The lesser jihad, or holy striving, means an active struggle using armed force whenever necessary. Visit website TheMuslimPath

The object of such striving is not the conversion of individuals to Islam but rather the gaining of political control over the collective affairs of societies to run them in accordance with the principles of Islam. Individual conversions occur as a by-product of this process when the power structure passes into the hands of the Muslim community.
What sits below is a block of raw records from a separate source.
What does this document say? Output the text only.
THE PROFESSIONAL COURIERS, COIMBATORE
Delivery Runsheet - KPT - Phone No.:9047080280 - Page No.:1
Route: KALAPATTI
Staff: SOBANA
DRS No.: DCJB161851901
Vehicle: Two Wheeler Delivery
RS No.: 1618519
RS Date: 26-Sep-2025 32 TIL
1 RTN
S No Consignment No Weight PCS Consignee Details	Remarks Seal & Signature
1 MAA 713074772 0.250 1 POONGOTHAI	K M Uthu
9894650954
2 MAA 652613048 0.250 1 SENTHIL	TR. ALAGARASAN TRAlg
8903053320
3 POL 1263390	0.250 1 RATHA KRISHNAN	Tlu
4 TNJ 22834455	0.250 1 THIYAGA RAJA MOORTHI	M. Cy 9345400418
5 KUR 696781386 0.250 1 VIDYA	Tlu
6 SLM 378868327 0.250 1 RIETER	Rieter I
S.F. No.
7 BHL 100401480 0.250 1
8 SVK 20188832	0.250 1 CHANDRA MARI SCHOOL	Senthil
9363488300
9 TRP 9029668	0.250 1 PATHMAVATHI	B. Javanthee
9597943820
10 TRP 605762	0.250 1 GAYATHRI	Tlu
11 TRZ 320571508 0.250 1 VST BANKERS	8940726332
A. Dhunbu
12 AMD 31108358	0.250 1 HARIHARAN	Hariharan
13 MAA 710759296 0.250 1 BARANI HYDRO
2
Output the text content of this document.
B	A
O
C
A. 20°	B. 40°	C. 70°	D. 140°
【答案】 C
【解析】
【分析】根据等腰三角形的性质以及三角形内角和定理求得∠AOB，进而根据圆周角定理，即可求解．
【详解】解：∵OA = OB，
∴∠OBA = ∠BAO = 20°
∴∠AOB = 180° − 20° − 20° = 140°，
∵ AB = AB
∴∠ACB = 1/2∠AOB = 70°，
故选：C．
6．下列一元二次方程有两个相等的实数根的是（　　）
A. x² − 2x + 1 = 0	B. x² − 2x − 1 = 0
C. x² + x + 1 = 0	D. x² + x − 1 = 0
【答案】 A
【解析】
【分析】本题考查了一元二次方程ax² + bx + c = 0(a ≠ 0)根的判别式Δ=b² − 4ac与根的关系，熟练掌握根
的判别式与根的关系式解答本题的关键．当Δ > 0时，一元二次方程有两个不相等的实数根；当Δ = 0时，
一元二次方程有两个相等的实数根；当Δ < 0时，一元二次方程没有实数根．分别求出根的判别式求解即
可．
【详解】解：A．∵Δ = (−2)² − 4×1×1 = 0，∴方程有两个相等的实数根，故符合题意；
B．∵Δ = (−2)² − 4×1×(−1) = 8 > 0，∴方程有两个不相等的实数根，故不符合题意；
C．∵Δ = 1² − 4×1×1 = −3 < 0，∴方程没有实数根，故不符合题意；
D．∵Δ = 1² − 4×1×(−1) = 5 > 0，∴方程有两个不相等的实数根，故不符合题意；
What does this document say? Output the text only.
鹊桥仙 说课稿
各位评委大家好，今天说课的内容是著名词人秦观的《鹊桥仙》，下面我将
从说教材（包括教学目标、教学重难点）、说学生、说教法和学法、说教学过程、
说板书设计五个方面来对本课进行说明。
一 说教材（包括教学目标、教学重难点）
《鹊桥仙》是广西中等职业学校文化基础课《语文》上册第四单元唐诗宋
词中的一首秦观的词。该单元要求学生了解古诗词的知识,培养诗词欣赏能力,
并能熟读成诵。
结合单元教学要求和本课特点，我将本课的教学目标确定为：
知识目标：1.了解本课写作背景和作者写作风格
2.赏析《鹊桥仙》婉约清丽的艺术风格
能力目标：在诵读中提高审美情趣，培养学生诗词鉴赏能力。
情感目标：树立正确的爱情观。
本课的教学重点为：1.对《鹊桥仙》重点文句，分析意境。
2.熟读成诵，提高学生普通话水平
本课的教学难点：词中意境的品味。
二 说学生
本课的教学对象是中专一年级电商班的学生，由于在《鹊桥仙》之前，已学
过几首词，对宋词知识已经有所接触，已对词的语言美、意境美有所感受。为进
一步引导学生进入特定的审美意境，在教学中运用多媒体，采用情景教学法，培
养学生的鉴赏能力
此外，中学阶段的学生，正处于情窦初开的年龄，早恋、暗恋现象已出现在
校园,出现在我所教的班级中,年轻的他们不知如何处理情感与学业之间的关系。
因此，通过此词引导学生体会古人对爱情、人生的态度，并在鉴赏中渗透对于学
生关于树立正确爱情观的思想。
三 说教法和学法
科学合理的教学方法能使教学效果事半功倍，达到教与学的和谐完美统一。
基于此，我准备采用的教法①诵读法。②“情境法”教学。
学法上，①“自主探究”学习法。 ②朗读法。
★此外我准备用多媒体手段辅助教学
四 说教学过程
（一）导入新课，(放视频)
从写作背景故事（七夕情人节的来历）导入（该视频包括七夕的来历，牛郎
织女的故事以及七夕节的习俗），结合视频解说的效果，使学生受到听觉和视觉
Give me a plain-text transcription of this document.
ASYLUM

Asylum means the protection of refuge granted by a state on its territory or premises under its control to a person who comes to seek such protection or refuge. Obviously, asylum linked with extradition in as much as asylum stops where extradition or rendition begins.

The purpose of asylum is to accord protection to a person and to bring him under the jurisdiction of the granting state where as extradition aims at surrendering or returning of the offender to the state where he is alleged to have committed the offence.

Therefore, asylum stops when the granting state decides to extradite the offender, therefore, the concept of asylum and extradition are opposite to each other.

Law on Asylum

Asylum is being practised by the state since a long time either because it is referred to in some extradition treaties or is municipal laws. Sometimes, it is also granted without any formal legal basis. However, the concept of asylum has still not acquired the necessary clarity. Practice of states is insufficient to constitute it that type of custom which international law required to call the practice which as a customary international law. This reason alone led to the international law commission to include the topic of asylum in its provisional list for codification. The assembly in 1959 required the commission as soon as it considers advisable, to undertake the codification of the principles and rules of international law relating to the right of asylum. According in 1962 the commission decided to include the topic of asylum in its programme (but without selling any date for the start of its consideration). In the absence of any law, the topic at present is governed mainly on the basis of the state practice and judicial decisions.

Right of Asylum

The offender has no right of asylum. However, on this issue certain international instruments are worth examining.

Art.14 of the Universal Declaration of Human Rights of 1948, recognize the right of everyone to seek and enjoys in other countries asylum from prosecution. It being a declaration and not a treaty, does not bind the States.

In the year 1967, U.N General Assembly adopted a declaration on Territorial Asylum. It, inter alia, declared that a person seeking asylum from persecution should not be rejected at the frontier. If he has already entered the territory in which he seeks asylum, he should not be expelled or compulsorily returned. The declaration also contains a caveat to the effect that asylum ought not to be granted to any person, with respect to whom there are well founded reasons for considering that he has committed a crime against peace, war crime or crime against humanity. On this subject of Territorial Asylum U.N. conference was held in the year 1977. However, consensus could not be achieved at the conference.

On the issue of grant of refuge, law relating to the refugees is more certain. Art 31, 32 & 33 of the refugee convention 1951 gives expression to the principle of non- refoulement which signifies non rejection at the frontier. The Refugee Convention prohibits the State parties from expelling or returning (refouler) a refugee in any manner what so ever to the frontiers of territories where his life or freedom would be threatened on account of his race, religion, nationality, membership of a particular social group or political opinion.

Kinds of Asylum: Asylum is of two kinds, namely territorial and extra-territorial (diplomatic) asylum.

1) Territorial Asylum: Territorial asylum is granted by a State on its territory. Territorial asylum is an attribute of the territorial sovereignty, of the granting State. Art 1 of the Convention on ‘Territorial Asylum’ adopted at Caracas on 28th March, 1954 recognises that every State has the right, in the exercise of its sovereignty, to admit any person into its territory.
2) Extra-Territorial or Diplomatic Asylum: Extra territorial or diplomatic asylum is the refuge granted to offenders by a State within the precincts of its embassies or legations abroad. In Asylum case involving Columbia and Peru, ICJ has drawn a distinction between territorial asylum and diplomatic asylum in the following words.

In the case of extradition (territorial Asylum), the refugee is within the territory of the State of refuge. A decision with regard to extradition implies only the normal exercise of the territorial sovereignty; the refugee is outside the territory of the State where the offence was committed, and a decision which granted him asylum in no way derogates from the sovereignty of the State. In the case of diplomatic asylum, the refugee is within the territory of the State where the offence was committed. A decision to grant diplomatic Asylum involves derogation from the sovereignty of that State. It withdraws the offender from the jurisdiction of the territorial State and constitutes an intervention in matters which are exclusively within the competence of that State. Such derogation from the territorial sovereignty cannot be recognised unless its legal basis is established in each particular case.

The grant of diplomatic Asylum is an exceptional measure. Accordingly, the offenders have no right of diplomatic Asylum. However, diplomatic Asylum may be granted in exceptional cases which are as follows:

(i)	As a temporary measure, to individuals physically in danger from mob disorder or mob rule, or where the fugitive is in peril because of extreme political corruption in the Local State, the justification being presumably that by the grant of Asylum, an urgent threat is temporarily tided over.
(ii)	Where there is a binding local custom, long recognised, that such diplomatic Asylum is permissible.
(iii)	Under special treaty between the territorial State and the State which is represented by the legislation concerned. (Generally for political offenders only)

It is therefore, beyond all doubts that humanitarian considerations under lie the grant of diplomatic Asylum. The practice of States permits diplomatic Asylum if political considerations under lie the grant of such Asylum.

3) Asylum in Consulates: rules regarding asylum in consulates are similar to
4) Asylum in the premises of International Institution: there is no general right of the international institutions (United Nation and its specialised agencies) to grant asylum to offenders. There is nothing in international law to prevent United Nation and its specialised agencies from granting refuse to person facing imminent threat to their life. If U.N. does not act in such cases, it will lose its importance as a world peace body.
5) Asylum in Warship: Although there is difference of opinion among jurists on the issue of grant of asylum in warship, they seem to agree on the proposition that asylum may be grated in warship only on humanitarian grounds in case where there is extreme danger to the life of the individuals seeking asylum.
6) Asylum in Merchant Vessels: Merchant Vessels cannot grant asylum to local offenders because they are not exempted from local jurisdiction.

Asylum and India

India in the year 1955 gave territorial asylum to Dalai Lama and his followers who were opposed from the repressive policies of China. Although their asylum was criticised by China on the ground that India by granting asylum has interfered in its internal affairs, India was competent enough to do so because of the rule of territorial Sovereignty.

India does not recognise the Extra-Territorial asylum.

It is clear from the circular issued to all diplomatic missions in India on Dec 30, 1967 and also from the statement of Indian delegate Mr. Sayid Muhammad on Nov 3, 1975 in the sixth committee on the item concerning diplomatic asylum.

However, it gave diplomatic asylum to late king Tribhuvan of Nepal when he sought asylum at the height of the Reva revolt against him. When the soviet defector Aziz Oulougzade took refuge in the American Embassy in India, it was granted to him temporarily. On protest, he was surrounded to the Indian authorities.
In fact, according to strict Muslim doctrine, conversions “by force” are forbidden, because after the revelation of the Qurʾān “good and evil have become distinct,” so that one may follow whichever one may prefer (Qurʾān), and it is also strictly prohibited to wage wars for the sake of acquiring worldly glory, power, and rule. With the establishment of the Muslim empire, however, the doctrine of the lesser jihad was modified by the leaders of the community.

Their main concern had become the consolidation of the empire and its administration, and thus they interpreted the teaching in a defensive rather than in an expansive sense.

The Khārijite sect, which held that “decision belongs to God alone,” insisted on continuous and relentless jihad, but its followers were virtually destroyed during the internecine wars in the 8th century.